Though the recording details are hazy – no date or location – this disc serves a useful purpose in charting Busoni’s increasing mastery of, and confidence in, concerto form. This isn’t altogether surprising given that the earliest of the three works here, for Piano and string quartet, was written when he was a precocious youth of twelve. Twenty minutes, and four movements, in length it receives here its premiere recording. Carlo Grante’s piano is granted an unlikely perspective – very upfront and unnaturally lit. At least the compensatory features are those of sheer admiration at Busoni’s fusion of classical formality and individual touches of personalised nuance (as for example in the very opening piano statement which seems to appear before its due time, rather impishly). There are few anticipations of the mature Busoni here but there are numerous reflections of his early love for and absorption of Mozartian models. In the slow movement, though, the piano’s hesitant entries speak of other influences. For all the world sounding like a mid-period Beethoven sonata this Adagio has an unexpected seriousness but also a chaste intimacy and delicacy. The more intense sections are imbued with a baroque spirit. There’s something Schubertian about the lyrical Scherzo and whilst the finale is more conventional it reveals no little compositional skill. There is also a good sense of interplay between the solo piano and the accompanying group, here expanded beyond the quartet to a small chamber group.

The Concertstück dates from 1890 when Busoni was twenty-four. It won him the Rubinstein Prize for composition but its debt to Brahms is clear; often invigoratingly so. Some of the harmonies are quite complex and Busoni utilises more baroque procedures as well. This gives the work a sense of span and an almost documentary feel. The very Brahmsian passagework lacks Brahms’ depth, of course, but I particularly admired the pulsatingly chordal solo section that heralds the arrival of the fugato section – a disconcerting brief fugue though. Elsewhere Busoni uses some burnished horn melodies that add an attractive layer of solidity and lyrical craft to the writing.

The Indian Fantasy is very much more terra cognita as far as the discography is concerned.

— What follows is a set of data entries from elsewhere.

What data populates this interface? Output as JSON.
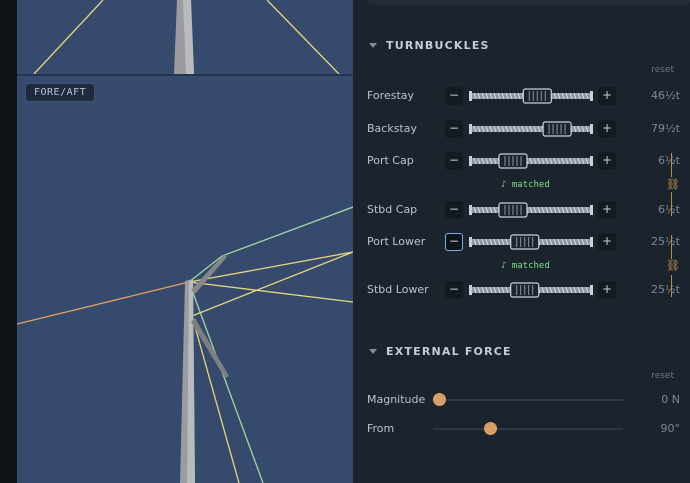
{
  "viewport": {
    "main_label": "FORE/AFT"
  },
  "turnbuckles": {
    "title": "TURNBUCKLES",
    "reset_label": "reset",
    "minus_label": "−",
    "plus_label": "+",
    "rows": [
      {
        "label": "Forestay",
        "value": "46½t",
        "position": 0.57
      },
      {
        "label": "Backstay",
        "value": "79½t",
        "position": 0.79
      },
      {
        "label": "Port Cap",
        "value": "6½t",
        "position": 0.3
      },
      {
        "label": "Stbd Cap",
        "value": "6½t",
        "position": 0.3
      },
      {
        "label": "Port Lower",
        "value": "25½t",
        "position": 0.43
      },
      {
        "label": "Stbd Lower",
        "value": "25½t",
        "position": 0.43
      }
    ],
    "matched_label": "♪ matched"
  },
  "external_force": {
    "title": "EXTERNAL FORCE",
    "reset_label": "reset",
    "magnitude": {
      "label": "Magnitude",
      "value": "0 N",
      "fraction": 0.0
    },
    "from": {
      "label": "From",
      "value": "90°",
      "fraction": 0.27
    }
  },
  "icons": {
    "collapse": "chevron-down-icon",
    "link": "chain-link-icon"
  },
  "colors": {
    "viewport_bg": "#364a6d",
    "panel_bg": "#1b232c",
    "matched": "#7ee08a",
    "accent": "#d9a066",
    "stay_yellow": "#e8d77a",
    "stay_green": "#9fd9a0",
    "stay_orange": "#e8a05a"
  }
}
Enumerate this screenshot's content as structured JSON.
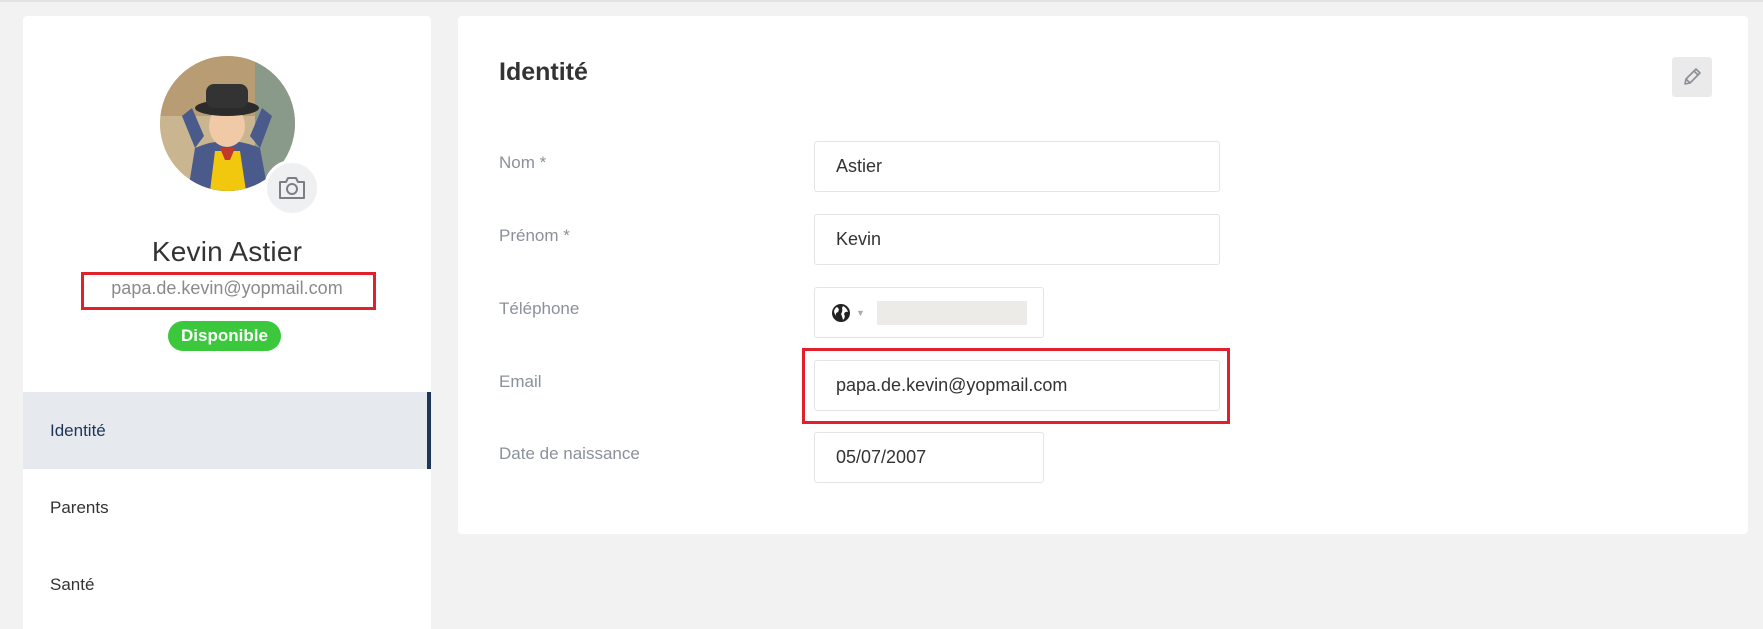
{
  "profile": {
    "name": "Kevin Astier",
    "email": "papa.de.kevin@yopmail.com",
    "status": "Disponible",
    "avatar_icon": "child-photo",
    "camera_icon": "camera-icon"
  },
  "nav": {
    "items": [
      {
        "label": "Identité",
        "active": true
      },
      {
        "label": "Parents",
        "active": false
      },
      {
        "label": "Santé",
        "active": false
      }
    ]
  },
  "identity": {
    "title": "Identité",
    "edit_icon": "pencil-icon",
    "fields": {
      "nom": {
        "label": "Nom *",
        "value": "Astier"
      },
      "prenom": {
        "label": "Prénom *",
        "value": "Kevin"
      },
      "telephone": {
        "label": "Téléphone",
        "value": ""
      },
      "email": {
        "label": "Email",
        "value": "papa.de.kevin@yopmail.com"
      },
      "naissance": {
        "label": "Date de naissance",
        "value": "05/07/2007"
      }
    }
  },
  "colors": {
    "accent": "#1d3557",
    "status_green": "#3cc83c",
    "highlight_red": "#e0202a"
  }
}
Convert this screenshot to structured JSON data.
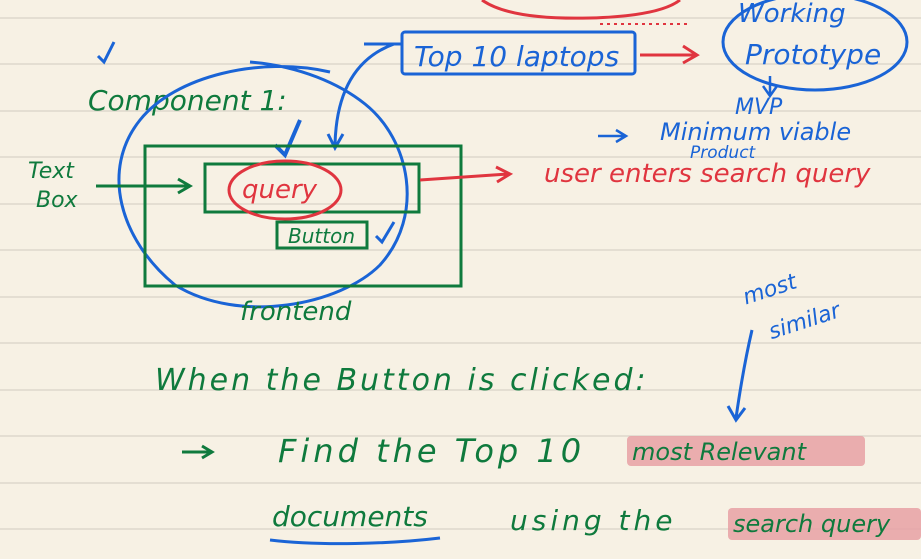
{
  "notes": {
    "top_label": "Top 10 laptops",
    "working_prototype_line1": "Working",
    "working_prototype_line2": "Prototype",
    "mvp": "MVP",
    "mvp_expansion_line1": "Minimum viable",
    "mvp_expansion_line2": "Product",
    "component_title": "Component 1:",
    "textbox_label_line1": "Text",
    "textbox_label_line2": "Box",
    "query_text": "query",
    "button_text": "Button",
    "user_action": "user enters search query",
    "frontend_label": "frontend",
    "most_similar_line1": "most",
    "most_similar_line2": "similar",
    "when_clicked": "When the Button is clicked:",
    "find_prefix": "Find the Top 10",
    "most_relevant": "most Relevant",
    "documents": "documents",
    "using_the": "using the",
    "search_query": "search query"
  },
  "colors": {
    "paper": "#f7f1e4",
    "rule_line": "#d8d2c6",
    "green": "#0f7a3d",
    "blue": "#1a64d6",
    "red": "#e0353f",
    "highlight": "#e8a1a4"
  }
}
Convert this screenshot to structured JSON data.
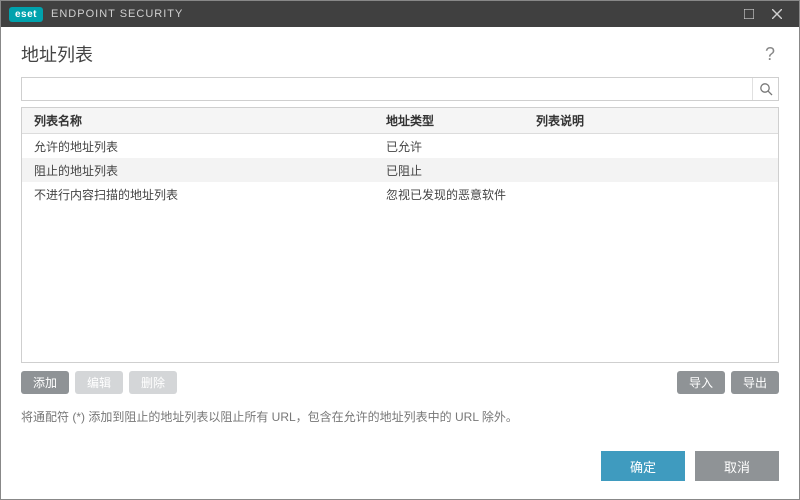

Completed in 1915 it is more quintessential Busoni than the two earlier works. It is not without its deeply problematic side, with regard to construction. Essentially this is a three section, one movement work in which the sections are linked by piano cadenzas. Busoni knows precisely how to conjoin moments of rough drive with reflective stasis, holding the active and passive components of the dialogue in just accord. The folk-like music conjoins with the more argumentative drive of Busoni’s schema to produce a sometimes frustrating but always intriguing musical argument. Again Grante is too far forward when it comes to a reasonable balance between piano and orchestra. Against that his pianism is impressive, enthusiastic, comprehensive, technically eloquent and idiomatic. I Pomeriggi Musicali under the conductor Marco Zuccarini accompany well, though the balance, that exaggerates Grante, sometimes diminishes their contribution. Still, a most enthusiastic welcome.